- Caddens Location in metropolitan Sydney
- Interactive map of Caddens
- Country: Australia
- State: New South Wales
- City: Sydney
- LGA: Penrith City Council;
- Location: 48 km (30 mi) W of Sydney CBD;

Government
- • State electorate: Londonderry;
- • Federal division: Lindsay;
- Elevation: 71 m (233 ft)

Population
- • Total: 3,487 (2021 census)
- Postcode: 2747
- Gazetted: 2012
Suburbs around Caddens
| Kingswood | Kingswood | Claremont Meadows |
| Kingswood | Caddens | Claremont Meadows |
| Orchard Hills | Orchard Hills | Claremont Meadows |

= Caddens =

Caddens is a suburb of Sydney, in the state of New South Wales in Australia. It is a new masterplanned residential neighborhood located 49 km west of the Sydney central business district, in the local government area of the City of Penrith featuring views of the scenic Blue Mountains. The suburb's postcode is 2747.

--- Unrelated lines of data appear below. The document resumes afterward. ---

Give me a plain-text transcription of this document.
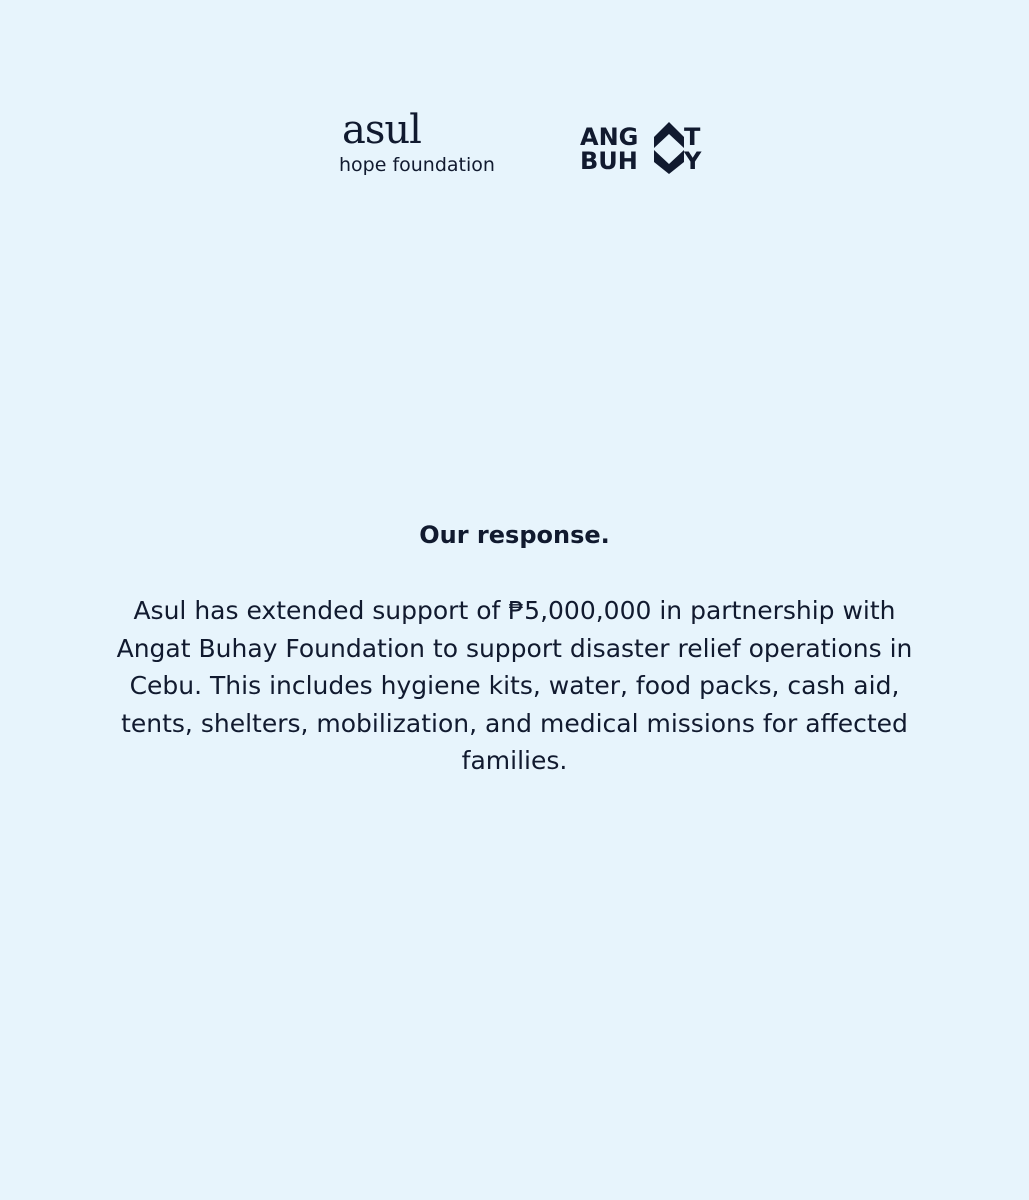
asul
hope foundation
ANG
BUH
T
Y
Our response.
Asul has extended support of ₱5,000,000 in partnership with Angat Buhay Foundation to support disaster relief operations in Cebu. This includes hygiene kits, water, food packs, cash aid, tents, shelters, mobilization, and medical missions for affected families.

The suburb is bounded by: Western Sydney University Penrith Campus to the north, Claremont Meadows to the east, Orchard Hills at Caddens Road to the south, and Kingswood to the west.

==History==
Caddens was named after Thomas John Fuller Cadden, a prominent business entrepreneur and pioneer of major development in the Penrith area.
Caddens was officially designated as a separate suburb on 30 March 2012. Caddens was previously part of the neighboring suburb of Kingswood. As at the the population of Caddens is 3,487.

==Housing==
The first housing developments were completed in 2013. Prior to this, the land was used predominantly for farming.

==Education==
Caddens is very close to Western Sydney University Penrith Campus, which lies outside the northern boundary of the suburb. It also falls within the high school catchment area of Kingswood High School. The suburb also lies within three public schools' catchment areas.

==Hospitals==
Hospitals nearby include the Nepean Hospital, Nepean Private Hospital, Mount Druitt Hospital and Blacktown Hospital.

==Shopping==
Caddens Corner Shopping Centre on O'Connell Street is now open. Shopping centres in surrounding suburbs include Southland Shopping Centre Penrith, Nepean Village, Westfield Penrith, St Marys Village Shopping Centre and Station Plaza in St Marys.

==Churches==
The Penrith Baptist Church, built in 2014, is located in Caddens on Caddens Road. Many other churches and places of worship are found in nearby suburbs.

==Parks==
Large amounts of land are currently and planned to be occupied by green spaces. The Roger Nethercote Park and Hilltop Park are some more prominent green areas.

==Transport==
===Road===
The suburb is situated very close to the M4 Motorway and the Great Western Highway.

===Bus===
Caddens is serviced by two bus routes that are operated by Busways: the 774 bus service between Mount Druitt and Penrith and the 781 bus to Penrith via Glenmore Park, and St Marys via Claremont Meadows.

===Rail===
Kingswood and Werrington railway stations are the closest with direct connections to the Sydney CBD, Penrith, Blacktown and Parramatta. Alternatively, residents can catch the local bus services that connect to St Marys railway station.